The end of February through March is also a good time to tidy up your junipers and other evergreens, especially if they intrude into walkways. Again, do not make stub cuts. With evergreens, this is referred to as shearing. It’s better for the health and look of evergreens to spend the extra time and prune back the larger, intruding branches to a joint. Doing this allows the small branches to cover the cut, and avoids the dead center look.

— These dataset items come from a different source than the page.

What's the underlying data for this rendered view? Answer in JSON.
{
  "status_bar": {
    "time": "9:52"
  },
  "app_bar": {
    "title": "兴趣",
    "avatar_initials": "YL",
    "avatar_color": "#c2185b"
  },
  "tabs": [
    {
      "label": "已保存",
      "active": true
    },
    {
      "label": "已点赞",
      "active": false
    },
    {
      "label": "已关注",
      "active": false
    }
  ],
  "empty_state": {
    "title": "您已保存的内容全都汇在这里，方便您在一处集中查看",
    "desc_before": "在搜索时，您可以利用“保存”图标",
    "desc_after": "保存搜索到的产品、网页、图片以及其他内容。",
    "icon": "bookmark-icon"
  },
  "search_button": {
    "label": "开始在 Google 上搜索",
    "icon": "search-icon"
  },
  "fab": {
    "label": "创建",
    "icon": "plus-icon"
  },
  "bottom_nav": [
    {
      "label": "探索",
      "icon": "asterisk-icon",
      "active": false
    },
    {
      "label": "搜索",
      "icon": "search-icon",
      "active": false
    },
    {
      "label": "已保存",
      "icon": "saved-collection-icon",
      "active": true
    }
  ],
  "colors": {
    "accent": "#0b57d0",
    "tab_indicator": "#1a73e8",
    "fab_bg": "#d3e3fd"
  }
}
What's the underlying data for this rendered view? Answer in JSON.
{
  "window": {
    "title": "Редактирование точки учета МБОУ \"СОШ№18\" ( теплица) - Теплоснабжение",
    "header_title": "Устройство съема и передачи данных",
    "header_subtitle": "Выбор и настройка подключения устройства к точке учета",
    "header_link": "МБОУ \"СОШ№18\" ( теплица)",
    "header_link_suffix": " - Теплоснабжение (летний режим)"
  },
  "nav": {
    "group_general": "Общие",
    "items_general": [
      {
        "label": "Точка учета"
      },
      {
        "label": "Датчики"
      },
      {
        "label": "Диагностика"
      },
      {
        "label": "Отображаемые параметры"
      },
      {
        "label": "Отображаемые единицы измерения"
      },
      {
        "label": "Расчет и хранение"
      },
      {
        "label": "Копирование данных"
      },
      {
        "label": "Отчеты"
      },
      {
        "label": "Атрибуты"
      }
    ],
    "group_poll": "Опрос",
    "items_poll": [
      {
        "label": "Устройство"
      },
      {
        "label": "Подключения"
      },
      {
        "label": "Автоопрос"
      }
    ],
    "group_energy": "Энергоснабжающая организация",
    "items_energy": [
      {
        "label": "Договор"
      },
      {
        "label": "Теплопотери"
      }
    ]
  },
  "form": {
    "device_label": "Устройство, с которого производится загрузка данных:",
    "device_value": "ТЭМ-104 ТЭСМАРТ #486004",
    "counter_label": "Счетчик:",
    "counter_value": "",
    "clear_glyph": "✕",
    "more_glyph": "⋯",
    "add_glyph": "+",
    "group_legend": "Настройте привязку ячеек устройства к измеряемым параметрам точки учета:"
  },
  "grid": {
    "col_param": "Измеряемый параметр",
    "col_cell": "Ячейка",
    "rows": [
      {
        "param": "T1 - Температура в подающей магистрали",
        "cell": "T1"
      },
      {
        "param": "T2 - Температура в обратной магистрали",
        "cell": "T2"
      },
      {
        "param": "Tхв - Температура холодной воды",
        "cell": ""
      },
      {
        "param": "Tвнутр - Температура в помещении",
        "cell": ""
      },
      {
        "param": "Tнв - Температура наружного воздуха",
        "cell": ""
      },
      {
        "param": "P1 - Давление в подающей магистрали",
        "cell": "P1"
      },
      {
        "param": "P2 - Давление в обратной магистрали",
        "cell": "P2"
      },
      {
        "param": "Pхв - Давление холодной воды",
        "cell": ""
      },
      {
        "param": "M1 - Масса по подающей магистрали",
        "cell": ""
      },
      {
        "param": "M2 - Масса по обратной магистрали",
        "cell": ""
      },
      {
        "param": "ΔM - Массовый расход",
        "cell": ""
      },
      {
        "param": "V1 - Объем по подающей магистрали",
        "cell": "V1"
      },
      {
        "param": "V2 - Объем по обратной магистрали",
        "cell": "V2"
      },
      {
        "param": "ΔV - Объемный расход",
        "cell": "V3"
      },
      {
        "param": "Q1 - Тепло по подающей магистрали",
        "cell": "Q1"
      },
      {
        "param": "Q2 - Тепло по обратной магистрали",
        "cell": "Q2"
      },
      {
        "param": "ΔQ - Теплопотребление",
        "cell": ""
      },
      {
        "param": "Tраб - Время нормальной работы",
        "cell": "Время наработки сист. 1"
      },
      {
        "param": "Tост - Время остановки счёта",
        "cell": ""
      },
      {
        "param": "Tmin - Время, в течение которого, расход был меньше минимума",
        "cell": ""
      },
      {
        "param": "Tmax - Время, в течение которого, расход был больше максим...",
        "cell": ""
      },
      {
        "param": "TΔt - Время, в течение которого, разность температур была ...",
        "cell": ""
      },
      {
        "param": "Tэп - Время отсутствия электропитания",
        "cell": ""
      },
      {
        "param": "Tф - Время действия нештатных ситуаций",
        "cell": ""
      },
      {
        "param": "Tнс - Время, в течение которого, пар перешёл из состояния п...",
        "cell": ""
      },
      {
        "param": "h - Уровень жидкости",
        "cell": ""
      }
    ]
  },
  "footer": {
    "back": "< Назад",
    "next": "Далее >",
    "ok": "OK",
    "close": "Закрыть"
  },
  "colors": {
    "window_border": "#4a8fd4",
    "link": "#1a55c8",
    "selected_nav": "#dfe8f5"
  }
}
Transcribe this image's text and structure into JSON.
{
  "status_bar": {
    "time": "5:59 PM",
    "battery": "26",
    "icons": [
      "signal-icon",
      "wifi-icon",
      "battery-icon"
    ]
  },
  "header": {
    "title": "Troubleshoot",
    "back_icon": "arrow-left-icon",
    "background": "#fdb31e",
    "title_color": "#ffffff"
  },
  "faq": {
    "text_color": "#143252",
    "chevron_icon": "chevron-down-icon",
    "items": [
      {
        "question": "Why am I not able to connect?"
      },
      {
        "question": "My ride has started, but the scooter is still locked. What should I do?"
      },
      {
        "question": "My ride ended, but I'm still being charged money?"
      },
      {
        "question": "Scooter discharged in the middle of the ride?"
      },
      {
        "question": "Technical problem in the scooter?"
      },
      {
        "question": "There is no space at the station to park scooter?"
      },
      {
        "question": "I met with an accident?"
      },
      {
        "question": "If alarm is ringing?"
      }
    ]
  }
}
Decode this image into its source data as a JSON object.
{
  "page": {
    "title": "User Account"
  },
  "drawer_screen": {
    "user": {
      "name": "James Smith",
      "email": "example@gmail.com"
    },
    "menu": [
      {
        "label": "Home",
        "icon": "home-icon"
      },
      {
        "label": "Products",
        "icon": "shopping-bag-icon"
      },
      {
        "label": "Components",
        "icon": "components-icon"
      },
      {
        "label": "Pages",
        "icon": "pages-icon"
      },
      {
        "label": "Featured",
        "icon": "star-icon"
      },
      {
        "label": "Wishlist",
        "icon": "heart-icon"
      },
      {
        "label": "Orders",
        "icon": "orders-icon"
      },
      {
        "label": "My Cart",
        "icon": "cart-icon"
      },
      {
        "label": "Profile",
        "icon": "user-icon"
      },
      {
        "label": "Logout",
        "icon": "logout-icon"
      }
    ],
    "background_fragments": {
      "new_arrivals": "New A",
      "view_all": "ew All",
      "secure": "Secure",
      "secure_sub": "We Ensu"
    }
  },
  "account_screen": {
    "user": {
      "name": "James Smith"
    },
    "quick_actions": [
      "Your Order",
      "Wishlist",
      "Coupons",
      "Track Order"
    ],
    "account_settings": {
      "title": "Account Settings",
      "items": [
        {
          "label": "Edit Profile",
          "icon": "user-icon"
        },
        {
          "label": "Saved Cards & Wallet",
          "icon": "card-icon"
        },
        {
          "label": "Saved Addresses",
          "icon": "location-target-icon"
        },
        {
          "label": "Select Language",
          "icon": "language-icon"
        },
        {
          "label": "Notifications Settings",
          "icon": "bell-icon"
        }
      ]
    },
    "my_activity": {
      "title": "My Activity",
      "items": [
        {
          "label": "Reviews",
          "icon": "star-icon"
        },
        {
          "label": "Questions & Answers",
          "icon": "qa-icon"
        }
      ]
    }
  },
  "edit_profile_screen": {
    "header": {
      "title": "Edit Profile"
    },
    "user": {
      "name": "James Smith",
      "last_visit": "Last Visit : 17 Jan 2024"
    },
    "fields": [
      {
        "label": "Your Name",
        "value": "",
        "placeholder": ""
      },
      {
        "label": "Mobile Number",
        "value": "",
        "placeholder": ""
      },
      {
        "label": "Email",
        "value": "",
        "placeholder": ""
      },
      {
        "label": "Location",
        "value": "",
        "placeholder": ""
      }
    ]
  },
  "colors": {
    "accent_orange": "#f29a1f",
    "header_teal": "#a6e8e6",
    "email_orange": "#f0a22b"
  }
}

  • Attend a garden training class or series.
  • Enroll in a web gardening class. There is always something new to learn.
  • Volunteer to clean out someone’s flower bed who is too old or sick to do it – be a Gardening Angel to someone.

Be a Plant Explorer

This time of year plant exploration should take one southwest. Next stop on the Blooms Trail might be the Desert Botanic Garden in Phoenix, Arizona, www.dbg.org. The Desert Botanic Gardens is comprised of 50 acres of gardens and exhibits nestled among the red buttes of Papago Park. Walking the trails is an easy way to explore the diversity of desert life. Still in Arizona, drop by the Arizona Sonora Desert Museum in Tucson with 21 acres and over 1200 kinds of plants (www.desertmuseum.org).

Not leaving Texas? Then plan to stop at the Chihuahuan Desert Gardens at the Centennial Museum at the University of Texas at El Paso (www.museum.utep.edu) for desert plants closer to our home and conditions. Purchase the guide, Northern Chihuahuan Desert Wildflowers by Steve West; it’s a great introduction to learn about this eco-region’s top performers. Many of the plants profiled are found starting just south of Midland, in the Fort Davis, Guadalupe, Big Bend and Carlsbad park areas. By late February, many flowers begin to bloom, particularly in Big Bend National Park.

Keep it up

  • Plant trees and shrubs.
  • Continue winter watering as needed.
  • Add new material back to your compost pile after cleaning it out.
  • Turn the pile every two weeks.
  • Keep up the entries in a garden journal.
  • Read a good garden book.
  • Continue to feed and water the birds if you’ve been their restaurant.

Oops! and/or Don’t

  • Do not transplant seedlings outdoors yet. Wait to put transplants out until March. After all, they're growing inside for a head start.
  • Wait until March to start seeds indoors for warm-weather crops.